On the other hand, there are also cases where it is objectively decided whether or not to update the profile. However, in this case of monitor matching, attention is simply focused on a color difference in colorimetric values between the color monitor display color and color printer output color. Thus, according to a color conversion method whereby matching is performed between light source colors displayed on a color monitor, etc. and object colors output to a color printer, etc., how the respective colors appear varies from one color to another and even if colorimetric values are matched, they do not appear as the same color, in other words, the above-described color conversion method does not employ criteria that reflect how colors appear in the human eyes and has a problem that it cannot precisely decide the accuracy in color conversion. On the other hand, the method of converting printed objects in a preferred manner has difficulty in quantifying the subjective content of such preferences and has a problem that it is unable to precisely decide the accuracy in color conversion.

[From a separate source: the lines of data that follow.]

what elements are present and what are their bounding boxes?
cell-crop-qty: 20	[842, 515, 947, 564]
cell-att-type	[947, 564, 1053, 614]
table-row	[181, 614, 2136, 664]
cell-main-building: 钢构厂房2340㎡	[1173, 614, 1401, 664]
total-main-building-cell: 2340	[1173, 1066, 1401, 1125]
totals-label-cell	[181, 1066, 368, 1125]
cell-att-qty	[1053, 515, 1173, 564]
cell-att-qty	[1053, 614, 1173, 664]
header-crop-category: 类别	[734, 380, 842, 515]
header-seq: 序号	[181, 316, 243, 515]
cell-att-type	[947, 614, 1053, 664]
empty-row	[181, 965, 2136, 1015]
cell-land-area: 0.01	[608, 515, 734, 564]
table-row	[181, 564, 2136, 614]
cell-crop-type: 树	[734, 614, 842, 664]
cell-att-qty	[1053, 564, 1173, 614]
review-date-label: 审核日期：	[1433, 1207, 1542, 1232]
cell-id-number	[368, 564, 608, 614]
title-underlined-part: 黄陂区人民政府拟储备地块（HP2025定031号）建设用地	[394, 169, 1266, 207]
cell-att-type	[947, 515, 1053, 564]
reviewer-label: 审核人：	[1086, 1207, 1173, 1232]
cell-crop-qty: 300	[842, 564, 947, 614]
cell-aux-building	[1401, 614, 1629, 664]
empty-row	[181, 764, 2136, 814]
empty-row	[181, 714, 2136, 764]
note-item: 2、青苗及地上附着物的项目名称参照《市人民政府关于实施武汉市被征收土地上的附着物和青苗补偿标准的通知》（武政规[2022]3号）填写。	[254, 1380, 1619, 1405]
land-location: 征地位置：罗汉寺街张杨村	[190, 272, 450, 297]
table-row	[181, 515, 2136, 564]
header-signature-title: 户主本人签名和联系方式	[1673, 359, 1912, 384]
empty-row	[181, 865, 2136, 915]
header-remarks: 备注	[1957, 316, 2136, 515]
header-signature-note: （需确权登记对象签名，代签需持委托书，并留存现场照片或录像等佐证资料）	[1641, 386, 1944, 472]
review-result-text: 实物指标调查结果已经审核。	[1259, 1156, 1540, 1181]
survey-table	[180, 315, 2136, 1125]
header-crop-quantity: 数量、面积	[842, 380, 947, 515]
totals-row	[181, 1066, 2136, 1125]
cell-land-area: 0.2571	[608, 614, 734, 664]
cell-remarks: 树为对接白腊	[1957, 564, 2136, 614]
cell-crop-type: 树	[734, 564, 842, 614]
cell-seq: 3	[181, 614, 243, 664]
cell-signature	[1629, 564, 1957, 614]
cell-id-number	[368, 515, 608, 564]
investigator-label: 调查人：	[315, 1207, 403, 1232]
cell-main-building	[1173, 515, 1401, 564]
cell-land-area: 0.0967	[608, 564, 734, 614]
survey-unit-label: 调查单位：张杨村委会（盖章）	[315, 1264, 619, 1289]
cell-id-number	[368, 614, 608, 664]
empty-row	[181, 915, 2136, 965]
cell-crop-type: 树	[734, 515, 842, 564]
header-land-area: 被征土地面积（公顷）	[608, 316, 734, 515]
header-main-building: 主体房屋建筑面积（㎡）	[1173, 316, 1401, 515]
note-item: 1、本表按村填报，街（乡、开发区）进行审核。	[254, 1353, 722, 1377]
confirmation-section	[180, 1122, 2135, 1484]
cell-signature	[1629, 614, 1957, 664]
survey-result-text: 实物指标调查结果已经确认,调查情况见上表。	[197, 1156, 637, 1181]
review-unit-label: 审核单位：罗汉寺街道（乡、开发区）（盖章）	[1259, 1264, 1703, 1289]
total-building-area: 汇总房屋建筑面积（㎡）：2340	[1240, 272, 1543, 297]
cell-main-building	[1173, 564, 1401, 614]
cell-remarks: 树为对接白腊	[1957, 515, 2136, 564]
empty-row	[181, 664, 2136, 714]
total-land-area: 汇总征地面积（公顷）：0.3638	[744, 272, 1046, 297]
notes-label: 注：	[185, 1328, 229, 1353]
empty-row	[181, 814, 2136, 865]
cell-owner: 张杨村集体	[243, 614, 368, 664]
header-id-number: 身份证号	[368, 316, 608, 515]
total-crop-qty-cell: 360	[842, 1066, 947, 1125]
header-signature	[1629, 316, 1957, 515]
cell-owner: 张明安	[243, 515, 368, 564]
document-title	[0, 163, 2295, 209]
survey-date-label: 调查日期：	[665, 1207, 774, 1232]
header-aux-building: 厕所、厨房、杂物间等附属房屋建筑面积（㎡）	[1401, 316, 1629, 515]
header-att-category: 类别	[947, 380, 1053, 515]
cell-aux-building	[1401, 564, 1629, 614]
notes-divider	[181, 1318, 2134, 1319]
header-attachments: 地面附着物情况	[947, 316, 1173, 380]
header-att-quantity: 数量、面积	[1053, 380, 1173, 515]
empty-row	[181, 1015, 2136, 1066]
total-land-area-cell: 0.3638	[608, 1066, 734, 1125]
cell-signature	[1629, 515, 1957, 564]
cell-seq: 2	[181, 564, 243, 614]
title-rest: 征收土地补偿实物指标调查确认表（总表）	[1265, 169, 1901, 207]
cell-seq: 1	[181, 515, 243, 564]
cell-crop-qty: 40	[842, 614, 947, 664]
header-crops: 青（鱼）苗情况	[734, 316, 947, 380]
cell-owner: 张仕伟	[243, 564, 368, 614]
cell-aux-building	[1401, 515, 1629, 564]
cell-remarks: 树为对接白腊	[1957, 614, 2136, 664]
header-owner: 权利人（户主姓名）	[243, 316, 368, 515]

The present invention has been implemented taking into account the problems described above and it is an object of the present invention to provide an image processing apparatus, image processing method and storage medium that seeks to achieve color matching accuracy according to objective criteria based on human visual characteristics.
It is another object of the present invention to provide an image processing apparatus, image processing method and storage medium capable of exactly verifying the color conversion accuracy for each color conversion content, updating a device profile as appropriate and performing color conversion accurately.